Actually, I take that back, there are many choices that lay between being a couch potato and quitting one’s job to help rebuild the Lower Ninth Ward. I must imagine that there are countless people who, much like me, would consider themselves to be decent creatures hoping to propagate some goodness and peace, yet are conscious of the risk of walking around with an open heart. How can one pass through the day and fulfill family obligations and hold the job that is expected of her if she is constantly consumed by all that is wrong out there? Perhaps these thoughts betray my own cowardice, but I fear I am not alone in my inability to act in the face of so many environmental crises and people in desperate need.

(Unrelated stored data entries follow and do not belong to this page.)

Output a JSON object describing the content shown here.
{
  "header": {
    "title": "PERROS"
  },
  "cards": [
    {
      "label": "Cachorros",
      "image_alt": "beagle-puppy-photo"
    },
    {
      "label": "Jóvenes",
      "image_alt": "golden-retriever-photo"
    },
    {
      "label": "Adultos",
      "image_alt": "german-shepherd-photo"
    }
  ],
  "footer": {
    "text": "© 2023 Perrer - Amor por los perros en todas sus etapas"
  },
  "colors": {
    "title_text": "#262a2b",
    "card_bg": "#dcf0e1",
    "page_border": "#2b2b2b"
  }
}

But I had to remind myself that there is so much to do without getting pulled out by the riptide of despair into an unmanageable sea of an imperfect planet. It all starts with the existence I actually do inhabit each day. That was when I started singing “Shape of My Heart” from Sting’s Ten Summoner’s Tales (an album that, along with Fumbling Towards Ecstasy set the course of my high school soul). Something about love hidden beneath a gambler’s hand, passion masked by a card player’s face… My love for this world buried beneath what is expected and what needs to get done and who needs to be pleased – I am meant to be witty and a bit sarcastic and please the crowd with a punchline rather than with sweetness.

Really though, who is truly served if I berate myself for staying in and writing these words instead of volunteering my time somewhere or sacrificing all that I know for those who need me “more”? Isn’t there enough to do in living the truth of my heart and being profligate with my compassion to enrich the lives of those around me?